I never got a gopher (they are much smarter than a little boy). As we say in Wisconsin, its the “hunt” that matters. Nevertheless, I am probably one of the few boys who actually played with real items instead of toys in living out his childhood fantasies. For me the dreams were real. The artifacts survived and went to museums. My life has been a journey of exploration. Post graduation, I resolved to explore the world of experiences in all of its forms. It has taken me to many cultures, arts, architechure, philosophies, and fields. It's been a journey of discovery and learning. I've made many friends.

I am, like my favorite detective Phillip Marlowe, from the legendary author Raymond Chandler, "clinically insubordinate". It has served me well.
And finally, I am ....... a sailor. I grew up on the sailing fields of America.
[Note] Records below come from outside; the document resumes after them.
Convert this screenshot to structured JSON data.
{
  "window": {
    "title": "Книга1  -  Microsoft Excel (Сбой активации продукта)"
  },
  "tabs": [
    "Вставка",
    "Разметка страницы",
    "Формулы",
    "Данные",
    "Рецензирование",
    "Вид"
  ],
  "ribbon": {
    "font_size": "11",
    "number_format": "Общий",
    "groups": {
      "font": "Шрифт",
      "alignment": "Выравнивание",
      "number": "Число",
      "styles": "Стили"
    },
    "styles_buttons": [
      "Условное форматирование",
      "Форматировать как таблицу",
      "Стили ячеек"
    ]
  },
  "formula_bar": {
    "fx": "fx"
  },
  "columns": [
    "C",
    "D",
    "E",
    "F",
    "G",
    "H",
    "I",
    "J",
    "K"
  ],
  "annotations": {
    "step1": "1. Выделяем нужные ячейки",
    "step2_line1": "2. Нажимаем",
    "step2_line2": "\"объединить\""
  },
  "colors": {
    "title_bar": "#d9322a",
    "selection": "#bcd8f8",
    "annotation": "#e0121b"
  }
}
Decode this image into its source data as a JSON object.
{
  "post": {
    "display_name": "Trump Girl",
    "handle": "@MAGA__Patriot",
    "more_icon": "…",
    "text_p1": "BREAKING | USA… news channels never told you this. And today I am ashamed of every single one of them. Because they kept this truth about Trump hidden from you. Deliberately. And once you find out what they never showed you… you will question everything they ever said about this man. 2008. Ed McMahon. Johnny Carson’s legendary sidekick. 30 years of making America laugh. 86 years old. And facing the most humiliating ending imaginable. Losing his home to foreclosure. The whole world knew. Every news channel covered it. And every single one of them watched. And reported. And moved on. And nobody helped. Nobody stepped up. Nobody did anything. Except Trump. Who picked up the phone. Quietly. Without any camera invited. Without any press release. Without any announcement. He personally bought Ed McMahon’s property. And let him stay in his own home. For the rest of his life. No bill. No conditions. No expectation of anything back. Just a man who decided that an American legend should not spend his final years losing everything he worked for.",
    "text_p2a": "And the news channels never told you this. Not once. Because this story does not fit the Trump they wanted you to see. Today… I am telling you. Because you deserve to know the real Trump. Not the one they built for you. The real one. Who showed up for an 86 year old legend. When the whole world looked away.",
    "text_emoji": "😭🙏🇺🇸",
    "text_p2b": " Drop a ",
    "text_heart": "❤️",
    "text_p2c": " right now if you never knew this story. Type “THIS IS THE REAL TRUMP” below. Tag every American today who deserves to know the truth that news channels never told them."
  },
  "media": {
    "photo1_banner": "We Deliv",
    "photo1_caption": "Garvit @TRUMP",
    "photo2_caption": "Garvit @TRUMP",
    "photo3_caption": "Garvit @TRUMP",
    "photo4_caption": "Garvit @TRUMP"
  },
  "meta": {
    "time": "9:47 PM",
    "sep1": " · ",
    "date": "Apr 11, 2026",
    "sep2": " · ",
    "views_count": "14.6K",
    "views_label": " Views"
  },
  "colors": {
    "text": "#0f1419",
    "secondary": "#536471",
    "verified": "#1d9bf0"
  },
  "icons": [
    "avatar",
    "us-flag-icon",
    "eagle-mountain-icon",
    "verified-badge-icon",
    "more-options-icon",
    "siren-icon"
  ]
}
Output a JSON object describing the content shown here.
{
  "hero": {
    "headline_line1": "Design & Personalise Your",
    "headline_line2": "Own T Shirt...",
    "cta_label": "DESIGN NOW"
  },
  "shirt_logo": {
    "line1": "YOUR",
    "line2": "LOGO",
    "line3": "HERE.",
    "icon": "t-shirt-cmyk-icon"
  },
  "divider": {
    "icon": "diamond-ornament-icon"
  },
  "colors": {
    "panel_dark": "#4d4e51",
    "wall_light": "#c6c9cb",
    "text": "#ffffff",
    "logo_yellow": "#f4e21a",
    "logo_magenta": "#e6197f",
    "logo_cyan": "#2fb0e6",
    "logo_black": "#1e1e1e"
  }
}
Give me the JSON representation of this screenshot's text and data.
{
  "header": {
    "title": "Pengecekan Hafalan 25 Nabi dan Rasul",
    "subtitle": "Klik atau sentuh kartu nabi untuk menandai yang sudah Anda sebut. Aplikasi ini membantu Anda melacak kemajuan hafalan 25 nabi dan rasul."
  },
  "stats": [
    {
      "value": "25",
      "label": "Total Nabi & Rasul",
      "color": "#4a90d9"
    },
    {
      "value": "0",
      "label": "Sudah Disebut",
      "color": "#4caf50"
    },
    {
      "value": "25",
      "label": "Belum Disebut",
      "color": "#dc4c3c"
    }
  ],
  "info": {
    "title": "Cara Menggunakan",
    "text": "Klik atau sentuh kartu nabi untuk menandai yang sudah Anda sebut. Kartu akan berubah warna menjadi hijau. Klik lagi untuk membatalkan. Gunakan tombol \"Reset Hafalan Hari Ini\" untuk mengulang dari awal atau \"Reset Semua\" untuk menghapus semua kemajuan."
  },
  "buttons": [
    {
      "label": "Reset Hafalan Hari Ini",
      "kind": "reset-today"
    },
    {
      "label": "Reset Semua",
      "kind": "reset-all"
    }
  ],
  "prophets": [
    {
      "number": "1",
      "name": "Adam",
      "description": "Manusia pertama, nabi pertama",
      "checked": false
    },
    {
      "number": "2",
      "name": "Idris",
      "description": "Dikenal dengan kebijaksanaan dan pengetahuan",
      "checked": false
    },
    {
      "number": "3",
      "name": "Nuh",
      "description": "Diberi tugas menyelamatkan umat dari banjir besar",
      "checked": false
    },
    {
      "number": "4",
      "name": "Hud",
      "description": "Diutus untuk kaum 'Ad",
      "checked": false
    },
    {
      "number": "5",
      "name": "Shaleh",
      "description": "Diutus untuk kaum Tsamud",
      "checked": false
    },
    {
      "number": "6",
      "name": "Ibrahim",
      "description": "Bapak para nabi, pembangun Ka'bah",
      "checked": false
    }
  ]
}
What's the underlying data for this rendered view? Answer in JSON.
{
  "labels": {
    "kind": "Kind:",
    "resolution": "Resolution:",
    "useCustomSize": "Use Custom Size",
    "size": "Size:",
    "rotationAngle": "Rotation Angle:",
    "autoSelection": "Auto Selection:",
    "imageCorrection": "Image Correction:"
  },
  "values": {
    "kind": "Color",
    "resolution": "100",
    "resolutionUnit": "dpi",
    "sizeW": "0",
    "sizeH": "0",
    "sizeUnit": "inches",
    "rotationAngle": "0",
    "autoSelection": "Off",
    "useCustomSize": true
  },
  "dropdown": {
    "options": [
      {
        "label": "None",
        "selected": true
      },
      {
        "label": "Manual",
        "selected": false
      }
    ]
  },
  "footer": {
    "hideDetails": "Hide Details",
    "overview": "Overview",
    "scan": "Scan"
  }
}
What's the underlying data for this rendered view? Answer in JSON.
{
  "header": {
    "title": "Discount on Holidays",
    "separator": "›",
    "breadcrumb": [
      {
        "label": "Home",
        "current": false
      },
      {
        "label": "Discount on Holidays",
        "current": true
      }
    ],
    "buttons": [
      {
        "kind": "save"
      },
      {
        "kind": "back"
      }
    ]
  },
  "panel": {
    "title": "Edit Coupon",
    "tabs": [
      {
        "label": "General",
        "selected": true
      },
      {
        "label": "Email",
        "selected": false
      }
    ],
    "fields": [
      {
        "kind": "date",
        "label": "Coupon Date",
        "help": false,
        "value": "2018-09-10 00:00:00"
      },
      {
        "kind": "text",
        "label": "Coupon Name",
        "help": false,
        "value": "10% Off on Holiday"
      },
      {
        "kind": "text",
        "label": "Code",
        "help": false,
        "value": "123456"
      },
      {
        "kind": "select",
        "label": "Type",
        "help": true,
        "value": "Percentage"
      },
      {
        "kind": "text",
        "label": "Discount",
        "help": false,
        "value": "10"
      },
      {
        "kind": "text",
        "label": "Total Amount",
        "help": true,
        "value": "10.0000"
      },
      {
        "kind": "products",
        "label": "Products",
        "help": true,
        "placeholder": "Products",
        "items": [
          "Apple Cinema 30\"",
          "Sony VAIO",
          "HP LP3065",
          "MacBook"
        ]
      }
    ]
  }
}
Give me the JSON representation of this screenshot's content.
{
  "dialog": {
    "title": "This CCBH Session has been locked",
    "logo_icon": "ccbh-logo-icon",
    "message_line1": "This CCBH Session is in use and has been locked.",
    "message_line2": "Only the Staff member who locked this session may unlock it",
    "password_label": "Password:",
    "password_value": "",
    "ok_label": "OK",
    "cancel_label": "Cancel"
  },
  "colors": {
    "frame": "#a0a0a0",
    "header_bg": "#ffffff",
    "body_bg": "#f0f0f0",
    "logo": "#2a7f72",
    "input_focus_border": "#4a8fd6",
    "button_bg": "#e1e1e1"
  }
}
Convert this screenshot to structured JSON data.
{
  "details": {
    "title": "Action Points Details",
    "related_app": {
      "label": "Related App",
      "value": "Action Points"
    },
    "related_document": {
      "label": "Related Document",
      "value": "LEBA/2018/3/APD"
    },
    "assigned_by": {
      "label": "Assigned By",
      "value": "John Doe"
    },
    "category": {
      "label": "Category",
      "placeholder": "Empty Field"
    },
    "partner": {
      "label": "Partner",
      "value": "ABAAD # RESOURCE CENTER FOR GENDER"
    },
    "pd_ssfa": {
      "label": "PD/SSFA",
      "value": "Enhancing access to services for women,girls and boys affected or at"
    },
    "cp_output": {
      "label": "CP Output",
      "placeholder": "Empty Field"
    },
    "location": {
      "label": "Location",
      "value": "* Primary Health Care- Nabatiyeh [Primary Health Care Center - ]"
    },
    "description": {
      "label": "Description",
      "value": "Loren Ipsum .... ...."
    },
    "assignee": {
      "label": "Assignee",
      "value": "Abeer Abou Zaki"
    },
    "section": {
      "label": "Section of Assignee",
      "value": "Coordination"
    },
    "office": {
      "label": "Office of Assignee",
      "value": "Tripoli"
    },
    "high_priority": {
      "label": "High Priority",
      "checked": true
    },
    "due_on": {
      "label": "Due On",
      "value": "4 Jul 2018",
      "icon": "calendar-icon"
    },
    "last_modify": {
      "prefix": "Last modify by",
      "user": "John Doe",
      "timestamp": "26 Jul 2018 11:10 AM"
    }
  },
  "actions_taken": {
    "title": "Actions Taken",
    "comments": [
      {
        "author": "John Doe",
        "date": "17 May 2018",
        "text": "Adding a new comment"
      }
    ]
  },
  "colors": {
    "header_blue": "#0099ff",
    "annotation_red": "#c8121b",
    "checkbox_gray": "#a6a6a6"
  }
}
Sailing began as recreation, became a sport, then a science, it evolved into an art, and finally it became philosophy and religion. In the end elightenment came to me while sailing on an indian summer day, with pleasant winds, gentle clouds and soft sun. Suddenly, I was overcome with sensations of the lake, the winds, sailing, friends, native Americans from long ago, and the spirits. God exists. He lives on the the lakes of the midwest, in the Heart of America. I know this.